Richardson, P. (2007). XS Green: Big Ideas, Small Buildings. London: Thames & Hudson.

Utopia

photography by Vicky RussellOver the past 3 weeks, I have discovered that the more I researched architecture throughout the ages, the more became intrigued by the stories of the architects and the various movements that influenced the structures and spaces in the world, and therefore the more I have come to understand.  ‘Utopia’ is a particular word that I have recently come to know in relation to Art and Architecture, and here I will attempt to share my brief understanding of it and how I can consider the concept when developing my work in this project.

Architecture represents the cultural context of its time. By observing the spaces by which people have lived, studied, prayed and revered, we can learn about the values and ideals that they held. The buildings that were designed for various purposes held in themselves the impulse of Utopia – places and spaces that were desired and manifested to represent the ideals of those who had the vision.
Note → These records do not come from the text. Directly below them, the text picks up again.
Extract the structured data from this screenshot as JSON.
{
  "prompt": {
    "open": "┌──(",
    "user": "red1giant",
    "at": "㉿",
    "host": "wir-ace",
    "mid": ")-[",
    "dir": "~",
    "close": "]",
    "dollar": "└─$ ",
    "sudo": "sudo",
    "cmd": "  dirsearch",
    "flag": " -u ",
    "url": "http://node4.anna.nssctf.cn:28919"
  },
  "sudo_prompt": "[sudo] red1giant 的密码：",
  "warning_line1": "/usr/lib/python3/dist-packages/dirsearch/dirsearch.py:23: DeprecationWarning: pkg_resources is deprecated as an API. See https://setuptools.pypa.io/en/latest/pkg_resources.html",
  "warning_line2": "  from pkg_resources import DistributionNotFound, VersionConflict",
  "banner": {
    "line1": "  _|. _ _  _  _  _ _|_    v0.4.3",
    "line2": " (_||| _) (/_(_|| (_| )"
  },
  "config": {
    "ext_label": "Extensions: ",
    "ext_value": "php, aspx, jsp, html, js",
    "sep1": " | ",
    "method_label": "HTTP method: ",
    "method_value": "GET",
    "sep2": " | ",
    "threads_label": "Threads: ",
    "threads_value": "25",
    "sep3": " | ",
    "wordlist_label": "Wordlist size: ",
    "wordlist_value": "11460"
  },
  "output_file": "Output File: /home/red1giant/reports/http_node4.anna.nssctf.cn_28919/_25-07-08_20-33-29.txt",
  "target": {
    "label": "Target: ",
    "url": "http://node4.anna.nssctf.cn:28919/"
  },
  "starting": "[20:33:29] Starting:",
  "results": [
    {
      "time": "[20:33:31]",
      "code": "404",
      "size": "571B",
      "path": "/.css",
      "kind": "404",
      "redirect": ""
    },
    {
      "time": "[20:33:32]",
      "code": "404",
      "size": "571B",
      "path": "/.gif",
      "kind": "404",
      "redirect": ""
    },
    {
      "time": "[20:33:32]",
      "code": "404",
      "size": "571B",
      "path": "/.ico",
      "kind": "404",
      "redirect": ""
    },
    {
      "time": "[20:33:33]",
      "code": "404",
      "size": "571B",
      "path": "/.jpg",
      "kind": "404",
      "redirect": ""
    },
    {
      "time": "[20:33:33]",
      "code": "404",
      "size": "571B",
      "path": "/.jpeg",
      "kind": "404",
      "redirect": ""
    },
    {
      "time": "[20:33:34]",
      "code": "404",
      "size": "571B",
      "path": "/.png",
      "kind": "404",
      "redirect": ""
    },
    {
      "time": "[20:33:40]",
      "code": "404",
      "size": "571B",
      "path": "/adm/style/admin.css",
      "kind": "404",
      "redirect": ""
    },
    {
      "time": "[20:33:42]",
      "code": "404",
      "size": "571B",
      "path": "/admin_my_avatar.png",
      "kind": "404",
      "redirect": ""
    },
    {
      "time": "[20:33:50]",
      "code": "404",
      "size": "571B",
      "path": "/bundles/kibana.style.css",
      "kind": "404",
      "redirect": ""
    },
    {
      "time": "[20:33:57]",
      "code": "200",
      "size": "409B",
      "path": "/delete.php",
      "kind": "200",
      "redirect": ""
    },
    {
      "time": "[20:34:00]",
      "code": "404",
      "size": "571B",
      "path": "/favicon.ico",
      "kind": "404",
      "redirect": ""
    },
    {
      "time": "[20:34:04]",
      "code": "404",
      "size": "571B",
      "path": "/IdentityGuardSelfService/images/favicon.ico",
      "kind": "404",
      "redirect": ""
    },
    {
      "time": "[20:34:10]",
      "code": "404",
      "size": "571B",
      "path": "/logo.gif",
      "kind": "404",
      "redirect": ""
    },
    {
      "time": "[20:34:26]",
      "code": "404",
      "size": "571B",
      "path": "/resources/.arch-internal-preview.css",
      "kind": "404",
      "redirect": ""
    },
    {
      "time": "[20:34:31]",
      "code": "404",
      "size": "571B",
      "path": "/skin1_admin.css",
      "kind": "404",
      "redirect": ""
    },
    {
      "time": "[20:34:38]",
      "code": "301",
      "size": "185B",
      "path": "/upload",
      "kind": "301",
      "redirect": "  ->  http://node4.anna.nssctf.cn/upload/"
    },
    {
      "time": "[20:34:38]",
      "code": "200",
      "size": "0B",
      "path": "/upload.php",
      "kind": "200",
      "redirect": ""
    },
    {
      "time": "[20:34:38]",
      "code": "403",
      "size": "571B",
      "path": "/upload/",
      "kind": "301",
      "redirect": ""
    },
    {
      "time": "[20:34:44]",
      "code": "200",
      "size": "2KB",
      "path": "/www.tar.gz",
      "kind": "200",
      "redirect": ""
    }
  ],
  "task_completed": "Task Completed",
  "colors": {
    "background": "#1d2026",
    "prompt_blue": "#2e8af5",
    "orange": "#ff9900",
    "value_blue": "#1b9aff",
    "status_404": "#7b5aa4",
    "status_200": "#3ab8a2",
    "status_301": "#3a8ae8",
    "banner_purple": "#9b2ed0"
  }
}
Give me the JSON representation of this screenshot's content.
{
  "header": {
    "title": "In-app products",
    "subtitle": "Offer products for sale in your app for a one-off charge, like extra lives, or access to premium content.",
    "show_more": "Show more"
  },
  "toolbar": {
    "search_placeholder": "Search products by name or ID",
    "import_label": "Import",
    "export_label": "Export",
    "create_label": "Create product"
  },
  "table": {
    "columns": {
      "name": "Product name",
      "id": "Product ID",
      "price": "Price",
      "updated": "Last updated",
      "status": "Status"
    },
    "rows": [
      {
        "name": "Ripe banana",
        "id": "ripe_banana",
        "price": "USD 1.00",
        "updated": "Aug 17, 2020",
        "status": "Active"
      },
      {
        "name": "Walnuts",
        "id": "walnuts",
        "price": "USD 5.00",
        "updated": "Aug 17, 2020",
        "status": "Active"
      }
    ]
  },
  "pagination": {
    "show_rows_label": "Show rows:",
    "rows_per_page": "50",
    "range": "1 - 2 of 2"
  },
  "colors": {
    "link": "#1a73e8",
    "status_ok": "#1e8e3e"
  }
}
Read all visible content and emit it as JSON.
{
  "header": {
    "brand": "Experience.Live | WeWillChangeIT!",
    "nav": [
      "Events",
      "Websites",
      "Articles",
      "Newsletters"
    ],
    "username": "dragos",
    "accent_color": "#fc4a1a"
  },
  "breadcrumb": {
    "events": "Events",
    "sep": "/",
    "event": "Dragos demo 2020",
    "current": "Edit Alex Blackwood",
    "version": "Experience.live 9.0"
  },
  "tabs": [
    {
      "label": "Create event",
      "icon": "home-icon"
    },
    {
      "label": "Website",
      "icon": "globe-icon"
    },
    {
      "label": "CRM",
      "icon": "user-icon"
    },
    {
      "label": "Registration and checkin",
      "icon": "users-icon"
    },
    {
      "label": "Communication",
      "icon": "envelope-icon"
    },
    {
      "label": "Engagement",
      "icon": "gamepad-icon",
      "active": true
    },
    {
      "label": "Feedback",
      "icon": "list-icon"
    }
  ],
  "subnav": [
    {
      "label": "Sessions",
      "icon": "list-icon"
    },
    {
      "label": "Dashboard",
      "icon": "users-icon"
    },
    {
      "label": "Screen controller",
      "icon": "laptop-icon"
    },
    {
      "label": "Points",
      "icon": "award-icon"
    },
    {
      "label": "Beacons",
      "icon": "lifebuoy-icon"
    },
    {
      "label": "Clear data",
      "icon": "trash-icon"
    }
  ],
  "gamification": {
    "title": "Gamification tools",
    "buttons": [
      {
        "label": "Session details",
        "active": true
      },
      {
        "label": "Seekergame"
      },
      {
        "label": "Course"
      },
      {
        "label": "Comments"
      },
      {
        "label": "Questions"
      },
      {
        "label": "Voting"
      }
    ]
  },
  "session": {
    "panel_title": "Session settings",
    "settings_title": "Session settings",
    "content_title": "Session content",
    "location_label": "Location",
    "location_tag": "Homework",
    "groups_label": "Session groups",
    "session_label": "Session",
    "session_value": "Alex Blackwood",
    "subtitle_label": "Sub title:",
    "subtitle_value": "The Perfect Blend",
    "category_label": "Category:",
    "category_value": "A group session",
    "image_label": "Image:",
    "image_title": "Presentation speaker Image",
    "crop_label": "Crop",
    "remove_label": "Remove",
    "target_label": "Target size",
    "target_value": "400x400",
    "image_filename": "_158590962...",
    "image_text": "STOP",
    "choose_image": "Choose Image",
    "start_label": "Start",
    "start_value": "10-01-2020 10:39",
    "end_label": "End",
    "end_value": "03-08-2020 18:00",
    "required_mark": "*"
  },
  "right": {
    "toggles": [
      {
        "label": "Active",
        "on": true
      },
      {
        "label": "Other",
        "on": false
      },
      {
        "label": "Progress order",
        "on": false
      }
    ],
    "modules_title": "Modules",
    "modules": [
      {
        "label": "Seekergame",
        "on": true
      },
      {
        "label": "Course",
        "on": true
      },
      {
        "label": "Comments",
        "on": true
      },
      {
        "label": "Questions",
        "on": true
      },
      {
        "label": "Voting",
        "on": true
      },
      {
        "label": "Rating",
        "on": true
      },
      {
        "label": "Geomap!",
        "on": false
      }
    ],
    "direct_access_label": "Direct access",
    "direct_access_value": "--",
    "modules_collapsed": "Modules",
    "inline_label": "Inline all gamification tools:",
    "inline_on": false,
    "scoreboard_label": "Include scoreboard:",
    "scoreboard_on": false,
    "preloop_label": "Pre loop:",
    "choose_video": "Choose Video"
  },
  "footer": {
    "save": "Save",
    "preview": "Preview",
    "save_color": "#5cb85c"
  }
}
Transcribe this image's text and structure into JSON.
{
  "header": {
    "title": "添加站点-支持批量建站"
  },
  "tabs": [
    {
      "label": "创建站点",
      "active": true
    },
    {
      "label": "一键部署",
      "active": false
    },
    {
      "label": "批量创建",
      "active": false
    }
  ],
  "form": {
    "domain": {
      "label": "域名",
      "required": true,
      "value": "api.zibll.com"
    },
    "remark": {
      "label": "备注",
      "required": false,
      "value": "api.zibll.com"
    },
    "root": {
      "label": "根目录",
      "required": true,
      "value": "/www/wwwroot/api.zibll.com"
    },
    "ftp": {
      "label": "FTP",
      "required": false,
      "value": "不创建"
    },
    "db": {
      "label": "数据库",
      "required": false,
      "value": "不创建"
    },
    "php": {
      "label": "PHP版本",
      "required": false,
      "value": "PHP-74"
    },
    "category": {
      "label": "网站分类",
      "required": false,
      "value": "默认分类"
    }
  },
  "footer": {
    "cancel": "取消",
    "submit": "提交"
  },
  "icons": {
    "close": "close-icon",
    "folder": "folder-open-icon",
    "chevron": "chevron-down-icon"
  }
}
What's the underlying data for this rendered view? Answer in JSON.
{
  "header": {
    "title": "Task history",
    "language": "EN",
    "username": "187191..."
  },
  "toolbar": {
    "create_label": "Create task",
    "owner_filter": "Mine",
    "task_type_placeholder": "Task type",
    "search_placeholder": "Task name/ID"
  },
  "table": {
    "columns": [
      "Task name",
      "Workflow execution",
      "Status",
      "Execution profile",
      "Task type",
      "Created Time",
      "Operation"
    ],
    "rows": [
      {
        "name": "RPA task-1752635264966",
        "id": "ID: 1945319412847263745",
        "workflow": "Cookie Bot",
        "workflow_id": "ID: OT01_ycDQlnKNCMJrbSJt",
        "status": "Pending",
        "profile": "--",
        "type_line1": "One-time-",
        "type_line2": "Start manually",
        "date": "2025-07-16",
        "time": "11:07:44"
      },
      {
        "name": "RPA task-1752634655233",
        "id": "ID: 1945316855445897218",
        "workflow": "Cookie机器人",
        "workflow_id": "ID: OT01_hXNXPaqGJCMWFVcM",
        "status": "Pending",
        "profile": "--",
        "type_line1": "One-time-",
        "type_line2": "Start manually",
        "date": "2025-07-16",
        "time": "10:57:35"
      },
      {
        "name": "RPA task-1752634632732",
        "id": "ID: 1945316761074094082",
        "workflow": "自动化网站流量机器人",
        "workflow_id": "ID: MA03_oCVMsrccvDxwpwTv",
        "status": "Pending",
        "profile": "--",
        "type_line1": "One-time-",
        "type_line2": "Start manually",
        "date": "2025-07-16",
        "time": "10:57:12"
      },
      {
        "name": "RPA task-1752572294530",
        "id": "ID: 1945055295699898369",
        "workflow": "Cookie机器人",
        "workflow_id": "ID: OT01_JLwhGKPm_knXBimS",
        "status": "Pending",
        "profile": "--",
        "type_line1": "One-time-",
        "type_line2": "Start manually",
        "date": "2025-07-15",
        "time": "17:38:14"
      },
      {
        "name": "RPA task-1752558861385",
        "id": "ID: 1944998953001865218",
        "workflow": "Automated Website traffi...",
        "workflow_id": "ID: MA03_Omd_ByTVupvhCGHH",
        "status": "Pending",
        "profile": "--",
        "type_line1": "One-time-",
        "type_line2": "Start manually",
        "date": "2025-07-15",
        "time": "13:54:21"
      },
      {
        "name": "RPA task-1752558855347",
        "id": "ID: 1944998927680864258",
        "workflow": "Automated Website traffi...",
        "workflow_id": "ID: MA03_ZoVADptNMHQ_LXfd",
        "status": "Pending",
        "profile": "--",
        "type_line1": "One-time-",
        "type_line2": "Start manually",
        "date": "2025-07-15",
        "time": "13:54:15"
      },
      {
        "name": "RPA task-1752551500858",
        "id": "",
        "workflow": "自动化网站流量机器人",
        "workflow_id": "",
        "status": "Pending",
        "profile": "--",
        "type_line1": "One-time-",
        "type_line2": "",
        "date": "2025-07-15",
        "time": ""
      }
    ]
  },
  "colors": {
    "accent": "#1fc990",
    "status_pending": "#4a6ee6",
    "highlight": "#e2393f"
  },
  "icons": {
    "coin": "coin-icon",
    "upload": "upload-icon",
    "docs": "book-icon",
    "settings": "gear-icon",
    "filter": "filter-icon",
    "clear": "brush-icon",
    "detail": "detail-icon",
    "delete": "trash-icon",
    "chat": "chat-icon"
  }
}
In simple terms I understand the word ‘utopia’ to mean ‘The ideal or desirable’.  The utopian place, object or concept is seemingly ‘better than’ the current reality or norm.   The utopian impulse exists within many aspects of culture, society, politics, and philosophy and indeed also the world of art.  It is a future-orientated concept that physically cannot ever be attained, for there will always be greener grass elsewhere so to speak.  I find it easier to grasp the concept from my own human experience when considering my ideal and preferred way of seeing or being in the world.

Being a hopeless eternal optimist myself, I can dismiss the fact that utopia can never actually be attained yet still carry on in life with the utopian impulse through my thoughts and actions with the hope of an ideal way of being, way of living, or way of relating to others and my experience in this life. A quote that resonates with my own Utopian self is…

The most modern art discipline – social sculpture/social architecture – will only reach fruition when every living person becomes a creator, a sculptor, or architect of the social organism – Joseph Beuys

Certainly, if I believe that I can actually attempt to create the Utopian reality that I so desire, one could call me naive, unrealistic, dreaming or at best, idealistic. By aspiring to make my world a better place,  I continue to always live in a future-orientated reality.  But by accepting that my actual reality is all that I need and want it to be right now in this very moment, I am more likely to experience life in a way that ultimately nourishes and sustains me. I can make choices in my life that are in alignment with my values and conducive to my ideals and therefore make it so.

Furthermore, I will be mindful of how my own understanding of the utopian impulse influences my work in this project.

References:

Goodreads. (2013). Quotes about Utopias. Retrieved June 22, 2103, from http://www.goodreads.com/quotes/tag/utopia

Noble, R. (2009). Utopias. London: Whitechapel Gallery; Cambridge, Massachusetts: MIT Press.